It has been a great honour to represent the movement for the past seven years by Tom Black

Tom Black

As most of you will know by now, I have stepped down as the president of the OLA. It has been a great honour to represent the movement for the past seven years, but it is time for some new leadership. My wife, Marlene and I have been very involved in this cause for the past fifteen years, which also happens to be the same period that the McGuinty/Wynne dynasty was in power in Toronto. Their utter disregard for Property Rights when creating legislation was what drove many of us to try to shine a light on the consequences of such legislation. The failure of the PC’s through those years to mount any kind of effective opposition, left us as the only real ‘country’ voice that questioned their legislation.

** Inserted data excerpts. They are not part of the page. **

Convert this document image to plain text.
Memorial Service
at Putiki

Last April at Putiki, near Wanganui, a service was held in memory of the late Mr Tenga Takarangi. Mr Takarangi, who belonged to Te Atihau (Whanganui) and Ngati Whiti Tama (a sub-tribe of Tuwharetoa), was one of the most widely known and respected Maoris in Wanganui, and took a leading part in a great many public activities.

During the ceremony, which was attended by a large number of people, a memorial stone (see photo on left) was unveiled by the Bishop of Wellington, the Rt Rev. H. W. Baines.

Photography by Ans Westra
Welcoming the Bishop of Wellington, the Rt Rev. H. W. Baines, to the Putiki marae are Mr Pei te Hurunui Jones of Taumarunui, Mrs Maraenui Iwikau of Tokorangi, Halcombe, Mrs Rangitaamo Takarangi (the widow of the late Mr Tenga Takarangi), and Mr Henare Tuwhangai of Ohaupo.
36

How successful we were is very hard to measure, but this group of people, were, for the most part, involved to try to preserve the values that have been passed down to us from those who worked and fought to create a country where the individual rights of citizens were supreme. That premise put us up against government agencies and arms length organizations which the government sanctioned. Entry onto private property without permission or warrant can never be condoned in a free society.

After a long battle with the Ontario Society for the Prevention of Cruelty to Animals (OSPCA), it would seem that we were somewhat successful in having them state that they will no longer be investigating farm animal complaints. This is a definite win, but we will have to be diligent to make sure that what replaces them has due respect built into their mandate to protect animals and people. The only way to do that is to replace the OSPCA Act to remove the overreach that was granted to the enforcers of that act. We also need to grow up as a province and fund the protection of animals that we interact with in our society. Having them protected by a charity that often used the frailties of age to take advantage of elderly animal owners or those who were unable to mount a large financial fight to prove their innocence or who lacked experience in dealing with the aggressive onslaught of animal rights fanatics, leaves the system open to abuses. The charges of animal cruelty were very difficult and expensive to defend against.

Animals that are often like family members to people who spend what scarce money they may have on their pets before themselves were often targeted. Many of these people needed a helping hand to deal with their situations, but instead, the OSPCA plastered pictures and stories of abuse on social media to pump the public for money to put these “wretched people” through hell and destroy whatever may be left of their lives.

On the large animal front, they had OSPCA officers entering barns at night and without warrants until challenged by lawyer Kurtis Andrews in court. He proved that they needed permission or a warrant to enter private property to investigate. There were enforcers that thought good hard-working dairy cows putting milk in the pail were actually being starved while the fat cows on the other side of the lane were so well looked after, they of course, being dry and pregnant. Local veterinarians that had been serving farms for years were dismissed as ‘know nothings’ when they disagreed with the OSPCA.  In the early days of this battle, these officers had virtually no training but were able to lay criminal charges against farmers who had raised healthy animals for half a century.

All of this brings me back to the point that we as a society must take responsibility for the welfare of animals and people. This can not be done with a self-funded charity, with no real government oversight. That situation is too easy to be infiltrated by extremists like the People for the Ethical Treatment of Animals (PETA) who have no respect at all for farmers or anyone who uses animals in a working capacity.

In conclusion, I hope that the agricultural lobby in Ontario will put some ideas together and work on the PC’s to change the OSPCA Act so that it doesn’t step all over people’s rights. Also, I hope that they will push for a separate agency, funded by the taxpayer that will investigate complaints of animal abuse. They should call the police in to lay the charges, with all the proper evidence to back up the charges. There should be no more Animal Care Review ‘Kangaroo’ Courts where laws of evidence and court protocol doesn’t apply.

Many will say that we can’t afford to do this because of the cost. We can not afford not to do this. The costs of all these charges on people who can’t defend themselves, the cost of society’s scorn when you are charged with animal abuse and the cost of super expensive lawyers like Clayton Ruby in a Kangaroo setting, would go a long way in doing this necessary job right.